You threw a bunch of elements initially, and it sounds like what happened as a result was,
Quoteplayers continued to look to me the GM for inciting events.
It sounds like an anti-octaNe dynamic got set up initially, and thereafter the players kept turning to the GM because they were confused by a kind of incoherence.  Sort of sounds like the two games got swapped: with InSpectres, it doesn't hurt to have a pre-generated plot, so long as it's a list of elements and not railroading, obviously.  But with octaNe, where the fun is exploring po-mo trash weirdness, if you get bound up with pre-generated stuff, the players lose that "Zen" thread and start looking for guidance.
Chris Lehrich

Ron Edwards

Hi there,

All of this post is premature to my review (almost done), but I think I'll support Alan in some ways by saying that octaNe is not a Narrativist-facilitative game. I'll explain what I think it is in the review.

Given the proclivities of the group in question, which seem to be rapid-fire light Narrativism and similar Gamism (right guys? tell me if I'm wrong), octaNe's Forge-local rep and their familiarity with the aggressively Narrativist InSpectres probably pulled a bait-and-switch on them.

I can't think of a better example of narration and its organization being, itself, neither here-nor-there relative to Narrativist play.

Or to put it another way, it's not the MoV's which make The Pool best suited to Narrativist play.

Best,
Ron

Clinton R. Nixon

Quote from: Ron EdwardsGiven the proclivities of the group in question, which seem to be rapid-fire light Narrativism and similar Gamism (right guys? tell me if I'm wrong), octaNe's Forge-local rep and their familiarity with the aggressively Narrativist InSpectres probably pulled a bait-and-switch on them.

I can't think of a better example of narration and its organization being, itself, neither here-nor-there relative to Narrativist play.

Ron,

You are correct with your first point, and even more correct with your second.

(Someone called Donjon "narrativist D&D" the other day because of player narration. That mix-up's getting old.)
Clinton R. Nixon
CRN Games

jdagna

Quote from: Clinton R. Nixon
Quote from: Ron EdwardsGiven the proclivities of the group in question, which seem to be rapid-fire light Narrativism and similar Gamism (right guys? tell me if I'm wrong), octaNe's Forge-local rep and their familiarity with the aggressively Narrativist InSpectres probably pulled a bait-and-switch on them.

I can't think of a better example of narration and its organization being, itself, neither here-nor-there relative to Narrativist play.

Ron,

You are correct with your first point, and even more correct with your second.

(Someone called Donjon "narrativist D&D" the other day because of player narration. That mix-up's getting old.)

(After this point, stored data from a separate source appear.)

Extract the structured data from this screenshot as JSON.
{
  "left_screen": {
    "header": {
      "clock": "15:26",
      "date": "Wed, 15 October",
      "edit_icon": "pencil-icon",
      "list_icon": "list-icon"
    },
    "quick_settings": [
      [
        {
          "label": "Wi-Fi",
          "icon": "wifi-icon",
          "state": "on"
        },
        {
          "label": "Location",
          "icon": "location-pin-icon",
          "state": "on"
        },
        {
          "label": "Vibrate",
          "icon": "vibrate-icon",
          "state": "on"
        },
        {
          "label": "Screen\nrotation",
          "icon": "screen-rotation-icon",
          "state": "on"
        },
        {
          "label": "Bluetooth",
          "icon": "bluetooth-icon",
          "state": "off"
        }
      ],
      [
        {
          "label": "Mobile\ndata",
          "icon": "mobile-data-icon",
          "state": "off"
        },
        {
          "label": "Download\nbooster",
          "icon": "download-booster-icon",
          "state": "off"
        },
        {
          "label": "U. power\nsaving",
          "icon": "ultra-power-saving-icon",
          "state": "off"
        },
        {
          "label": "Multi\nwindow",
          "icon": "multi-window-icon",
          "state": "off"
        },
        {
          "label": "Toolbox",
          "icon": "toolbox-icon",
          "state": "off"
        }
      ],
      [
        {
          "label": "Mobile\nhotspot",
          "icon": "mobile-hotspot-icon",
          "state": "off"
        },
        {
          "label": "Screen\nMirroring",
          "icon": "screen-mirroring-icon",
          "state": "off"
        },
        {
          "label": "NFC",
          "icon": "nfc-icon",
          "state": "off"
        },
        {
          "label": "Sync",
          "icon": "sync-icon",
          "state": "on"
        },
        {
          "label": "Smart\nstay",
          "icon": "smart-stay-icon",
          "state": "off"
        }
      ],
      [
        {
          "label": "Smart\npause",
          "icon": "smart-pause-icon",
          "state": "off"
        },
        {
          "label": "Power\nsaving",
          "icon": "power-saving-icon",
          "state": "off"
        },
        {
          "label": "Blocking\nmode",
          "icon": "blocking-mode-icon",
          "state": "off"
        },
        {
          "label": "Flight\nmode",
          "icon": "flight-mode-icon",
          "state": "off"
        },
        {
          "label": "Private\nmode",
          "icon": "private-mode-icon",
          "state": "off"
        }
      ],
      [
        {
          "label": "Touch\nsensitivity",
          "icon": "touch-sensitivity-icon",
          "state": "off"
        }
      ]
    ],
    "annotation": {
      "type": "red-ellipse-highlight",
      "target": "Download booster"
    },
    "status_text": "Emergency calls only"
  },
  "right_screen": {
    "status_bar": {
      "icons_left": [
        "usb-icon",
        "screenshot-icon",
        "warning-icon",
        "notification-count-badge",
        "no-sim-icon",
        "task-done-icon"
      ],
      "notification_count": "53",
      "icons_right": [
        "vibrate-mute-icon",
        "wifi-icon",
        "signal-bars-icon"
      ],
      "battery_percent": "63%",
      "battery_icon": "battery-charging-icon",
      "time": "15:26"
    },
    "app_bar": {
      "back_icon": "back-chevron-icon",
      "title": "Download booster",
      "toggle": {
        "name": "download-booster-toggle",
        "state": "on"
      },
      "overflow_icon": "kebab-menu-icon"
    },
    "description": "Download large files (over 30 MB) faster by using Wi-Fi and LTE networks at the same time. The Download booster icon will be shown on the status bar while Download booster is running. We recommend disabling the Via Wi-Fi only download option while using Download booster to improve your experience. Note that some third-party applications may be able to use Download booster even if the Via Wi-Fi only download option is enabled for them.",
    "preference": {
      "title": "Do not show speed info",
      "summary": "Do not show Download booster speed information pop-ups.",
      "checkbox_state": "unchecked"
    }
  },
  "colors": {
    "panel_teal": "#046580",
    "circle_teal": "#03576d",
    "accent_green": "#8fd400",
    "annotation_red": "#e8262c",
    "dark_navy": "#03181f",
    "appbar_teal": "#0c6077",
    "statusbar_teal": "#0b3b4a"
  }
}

Ron, I think your appraisal of the group is pretty accurate, though I tend toward Sim play myself.  I can get into a Narrative mood for one-shot adventures, but in the long term I always fall back into Sim.  I noticed in your most recent article that you classified Pax Draconis as a High Concept Sim game, which I think fits it perfectly.

Clinton, you might have to pick another term than "narration" to avoid the confusion.  I know I've corrected more than one person on your behalf regarding that.  There are just too many folks who think shared narration=narrativism.